I recently began working at a company that builds ecological swimming pools (eco pools) and ornamental pools. The water passes through large planters inside the pool containing tuff, gravel, and organic material where aquatic plants and ornamental plants grow (not edible plants), cleansing the water. These pools and purification systems are outdoors. Furthermore, there is a need for work in an open hothouse (roofless) to prepare new aquatic plant seedlings in special planters from existing shoots, and plant them in the pool garden.
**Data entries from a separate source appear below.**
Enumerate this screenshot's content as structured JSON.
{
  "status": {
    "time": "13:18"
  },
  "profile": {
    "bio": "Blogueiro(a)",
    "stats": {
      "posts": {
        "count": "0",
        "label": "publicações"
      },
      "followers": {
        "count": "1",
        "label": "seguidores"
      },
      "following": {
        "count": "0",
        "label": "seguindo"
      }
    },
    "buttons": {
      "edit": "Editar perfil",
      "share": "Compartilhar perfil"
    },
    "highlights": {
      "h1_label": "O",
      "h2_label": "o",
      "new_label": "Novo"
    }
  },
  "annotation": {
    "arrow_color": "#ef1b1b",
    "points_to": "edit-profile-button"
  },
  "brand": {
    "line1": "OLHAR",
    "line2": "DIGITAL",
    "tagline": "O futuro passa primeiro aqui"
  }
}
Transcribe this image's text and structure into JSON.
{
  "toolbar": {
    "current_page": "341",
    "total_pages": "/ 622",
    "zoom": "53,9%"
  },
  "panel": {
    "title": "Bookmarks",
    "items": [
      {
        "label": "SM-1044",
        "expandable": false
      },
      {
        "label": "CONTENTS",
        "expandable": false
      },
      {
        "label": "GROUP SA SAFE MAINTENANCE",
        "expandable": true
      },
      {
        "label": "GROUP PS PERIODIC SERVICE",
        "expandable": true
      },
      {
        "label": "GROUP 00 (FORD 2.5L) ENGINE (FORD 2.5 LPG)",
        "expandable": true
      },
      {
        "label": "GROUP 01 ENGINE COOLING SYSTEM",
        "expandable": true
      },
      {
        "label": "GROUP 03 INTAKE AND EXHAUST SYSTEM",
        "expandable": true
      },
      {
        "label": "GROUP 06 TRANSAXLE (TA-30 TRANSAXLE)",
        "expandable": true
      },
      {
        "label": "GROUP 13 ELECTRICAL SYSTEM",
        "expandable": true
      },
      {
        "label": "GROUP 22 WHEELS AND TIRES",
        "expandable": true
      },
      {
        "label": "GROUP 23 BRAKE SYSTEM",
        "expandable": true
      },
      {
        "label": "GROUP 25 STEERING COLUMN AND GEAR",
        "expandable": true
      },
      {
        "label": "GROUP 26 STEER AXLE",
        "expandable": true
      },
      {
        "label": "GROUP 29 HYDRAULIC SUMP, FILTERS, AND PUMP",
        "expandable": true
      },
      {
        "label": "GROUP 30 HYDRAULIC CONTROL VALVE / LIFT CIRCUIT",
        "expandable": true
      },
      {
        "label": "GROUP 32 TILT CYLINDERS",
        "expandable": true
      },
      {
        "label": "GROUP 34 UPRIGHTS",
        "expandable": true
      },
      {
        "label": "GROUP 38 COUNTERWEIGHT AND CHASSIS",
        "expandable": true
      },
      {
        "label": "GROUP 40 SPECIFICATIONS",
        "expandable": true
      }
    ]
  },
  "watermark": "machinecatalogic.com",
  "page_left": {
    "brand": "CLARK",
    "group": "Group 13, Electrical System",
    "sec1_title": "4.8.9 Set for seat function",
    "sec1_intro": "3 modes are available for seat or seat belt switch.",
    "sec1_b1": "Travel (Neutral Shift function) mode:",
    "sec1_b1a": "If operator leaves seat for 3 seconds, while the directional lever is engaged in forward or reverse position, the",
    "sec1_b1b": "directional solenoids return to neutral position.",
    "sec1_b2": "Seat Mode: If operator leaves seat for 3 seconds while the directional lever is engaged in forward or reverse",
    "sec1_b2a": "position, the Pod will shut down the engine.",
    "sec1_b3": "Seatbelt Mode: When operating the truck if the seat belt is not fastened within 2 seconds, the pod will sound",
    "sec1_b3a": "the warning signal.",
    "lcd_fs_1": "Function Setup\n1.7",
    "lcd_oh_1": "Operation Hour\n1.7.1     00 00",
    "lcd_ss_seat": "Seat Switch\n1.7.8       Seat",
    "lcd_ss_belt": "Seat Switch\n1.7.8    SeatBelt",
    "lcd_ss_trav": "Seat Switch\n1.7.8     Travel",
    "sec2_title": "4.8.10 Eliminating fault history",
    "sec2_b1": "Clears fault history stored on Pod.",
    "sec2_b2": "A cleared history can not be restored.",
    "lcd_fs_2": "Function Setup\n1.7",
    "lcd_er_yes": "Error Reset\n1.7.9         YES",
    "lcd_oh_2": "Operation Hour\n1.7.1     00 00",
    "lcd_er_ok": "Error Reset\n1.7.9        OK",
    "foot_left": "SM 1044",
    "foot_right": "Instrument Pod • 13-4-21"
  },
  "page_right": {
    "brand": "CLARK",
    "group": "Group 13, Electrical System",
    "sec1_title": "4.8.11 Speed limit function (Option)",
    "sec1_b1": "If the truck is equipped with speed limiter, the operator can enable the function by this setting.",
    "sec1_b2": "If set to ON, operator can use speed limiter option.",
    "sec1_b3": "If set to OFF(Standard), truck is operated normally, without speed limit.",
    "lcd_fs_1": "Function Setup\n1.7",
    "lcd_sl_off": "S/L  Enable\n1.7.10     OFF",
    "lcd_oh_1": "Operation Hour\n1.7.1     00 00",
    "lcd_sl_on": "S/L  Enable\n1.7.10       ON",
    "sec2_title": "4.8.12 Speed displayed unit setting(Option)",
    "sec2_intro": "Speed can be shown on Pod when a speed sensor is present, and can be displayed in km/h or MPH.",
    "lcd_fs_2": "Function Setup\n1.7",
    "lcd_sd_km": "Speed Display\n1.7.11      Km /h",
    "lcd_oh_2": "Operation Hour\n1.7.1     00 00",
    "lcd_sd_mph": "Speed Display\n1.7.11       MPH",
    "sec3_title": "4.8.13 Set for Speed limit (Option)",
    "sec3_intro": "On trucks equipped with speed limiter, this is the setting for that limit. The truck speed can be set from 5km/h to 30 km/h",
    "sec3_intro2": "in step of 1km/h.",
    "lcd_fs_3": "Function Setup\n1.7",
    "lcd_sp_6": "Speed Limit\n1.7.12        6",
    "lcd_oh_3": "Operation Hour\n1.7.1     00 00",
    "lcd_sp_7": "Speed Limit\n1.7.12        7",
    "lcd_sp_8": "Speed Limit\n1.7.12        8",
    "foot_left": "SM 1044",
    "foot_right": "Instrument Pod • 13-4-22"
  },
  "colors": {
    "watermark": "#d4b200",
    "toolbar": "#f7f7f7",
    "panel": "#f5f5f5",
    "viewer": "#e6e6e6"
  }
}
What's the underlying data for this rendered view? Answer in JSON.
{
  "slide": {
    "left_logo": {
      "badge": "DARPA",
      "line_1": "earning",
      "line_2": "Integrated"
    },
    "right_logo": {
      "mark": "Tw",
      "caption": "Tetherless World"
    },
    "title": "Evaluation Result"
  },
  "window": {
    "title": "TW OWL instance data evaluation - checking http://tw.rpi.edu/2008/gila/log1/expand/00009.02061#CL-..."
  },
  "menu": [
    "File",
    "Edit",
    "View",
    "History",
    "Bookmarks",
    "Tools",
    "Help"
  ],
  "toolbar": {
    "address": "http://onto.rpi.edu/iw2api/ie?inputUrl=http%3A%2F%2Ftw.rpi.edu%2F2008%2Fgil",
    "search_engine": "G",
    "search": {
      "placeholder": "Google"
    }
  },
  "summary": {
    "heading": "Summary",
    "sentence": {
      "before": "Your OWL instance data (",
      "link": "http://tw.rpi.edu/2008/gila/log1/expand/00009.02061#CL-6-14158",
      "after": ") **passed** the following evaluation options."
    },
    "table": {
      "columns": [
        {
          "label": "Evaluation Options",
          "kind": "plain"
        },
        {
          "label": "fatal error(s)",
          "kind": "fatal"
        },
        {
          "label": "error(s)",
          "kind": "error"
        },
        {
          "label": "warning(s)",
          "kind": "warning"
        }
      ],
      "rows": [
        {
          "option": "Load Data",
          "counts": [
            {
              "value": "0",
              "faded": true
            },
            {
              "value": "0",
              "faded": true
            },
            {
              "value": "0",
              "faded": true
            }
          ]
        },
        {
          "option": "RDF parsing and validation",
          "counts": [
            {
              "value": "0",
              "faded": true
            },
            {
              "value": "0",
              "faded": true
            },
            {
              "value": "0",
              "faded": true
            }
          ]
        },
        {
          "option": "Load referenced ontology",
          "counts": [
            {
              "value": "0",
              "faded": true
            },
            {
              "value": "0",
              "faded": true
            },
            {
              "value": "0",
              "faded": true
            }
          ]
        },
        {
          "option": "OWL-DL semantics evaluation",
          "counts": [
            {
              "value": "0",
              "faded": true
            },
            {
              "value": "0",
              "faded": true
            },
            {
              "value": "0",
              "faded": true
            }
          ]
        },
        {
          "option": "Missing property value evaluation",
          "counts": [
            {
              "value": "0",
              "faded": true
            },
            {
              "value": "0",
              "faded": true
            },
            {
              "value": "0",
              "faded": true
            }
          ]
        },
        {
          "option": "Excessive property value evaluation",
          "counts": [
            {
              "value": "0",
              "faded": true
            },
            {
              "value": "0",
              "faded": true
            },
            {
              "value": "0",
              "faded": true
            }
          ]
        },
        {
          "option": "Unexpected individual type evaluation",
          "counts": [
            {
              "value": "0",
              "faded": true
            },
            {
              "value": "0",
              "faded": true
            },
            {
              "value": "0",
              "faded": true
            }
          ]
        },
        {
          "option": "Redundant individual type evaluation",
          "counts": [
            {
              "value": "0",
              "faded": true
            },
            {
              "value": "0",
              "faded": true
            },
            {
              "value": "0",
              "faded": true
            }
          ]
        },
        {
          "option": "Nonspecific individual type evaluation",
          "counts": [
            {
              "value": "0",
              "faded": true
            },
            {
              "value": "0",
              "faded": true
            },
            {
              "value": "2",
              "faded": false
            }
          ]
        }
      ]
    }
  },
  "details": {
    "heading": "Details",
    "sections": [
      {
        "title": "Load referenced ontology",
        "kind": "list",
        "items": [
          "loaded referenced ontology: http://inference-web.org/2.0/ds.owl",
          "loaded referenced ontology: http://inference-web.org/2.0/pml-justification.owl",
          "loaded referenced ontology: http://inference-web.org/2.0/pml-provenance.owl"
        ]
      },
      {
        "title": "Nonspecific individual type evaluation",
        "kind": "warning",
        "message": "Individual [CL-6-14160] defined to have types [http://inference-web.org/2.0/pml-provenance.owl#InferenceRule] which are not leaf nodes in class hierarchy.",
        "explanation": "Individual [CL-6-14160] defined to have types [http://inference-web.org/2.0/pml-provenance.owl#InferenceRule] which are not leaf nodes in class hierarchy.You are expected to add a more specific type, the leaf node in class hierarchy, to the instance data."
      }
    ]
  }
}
It is possible that there will be a need to uproot plants around the pool to set up the pumps and replant them after the completion of the installation process. It is also possible that it will be necessary to plant flowers around the pools as well. In order to advance at work, it is necessary to commit to work for at least two years. I was wondering what the status of these melachot are during shemitah that will begin next year.

Answer

Rabbi Yehuda HaLevy Amichay

Your question contains several questions:

  1. Is it permissible to cultivate plants that will be used as a biofilter for pool water?
    Halachically, this is forbidden since causing plants to grow is prohibited unless it is grown a detached platform with a roof above. Even if the plant is not grown for food or aesthetic appeal, rather for another use, the very act of causing it to grow during shemitah is forbidden (see Rambam, Hilchot Shemitah VeYovel 1:21). The only way to permit it is when detached platforms are used, indoors.

  2. What about plants that grew in a permissible manner, whose sole purpose is to strain dirt? Is it possible to put such plants straight into a pool?
    In this case, one can be lenient, since the plant is not being planted in the soil, rather in a pool, which is an unperforated pot. Furthermore, there are sources that are lenient about planting in water (hydroponic systems). For this reason, it is possible to take plants used as filters and plant them in the pool. However, it is important to ensure that there is no soil whatsoever in the planters containing the roots of these plants (and to first wash off any soil stuck to the roots before placing them in the pools).

  3. Ornamental plants that are uprooted around the pool may not be replanted after the end of the work process and completion of the pool. Certainly it is forbidden to add more plants for aesthetic appeal, unless they are raised in a nursery and transferred with their clod of soil to a new location, set on a nylon sheet or a detaching surface. After shemitah they can be replanted into the soil.

  4. The most convenient possibility is to perform heter mechirah. If you are aware of future activities slated to be performed during the shemitah year, it is best to perform heter mechirah prior to However, it is possible also to perform the sale during the shemitah year itself (but it is complicated).

  5. You should check what it is possible to do, and based on this you can decide about working in this field.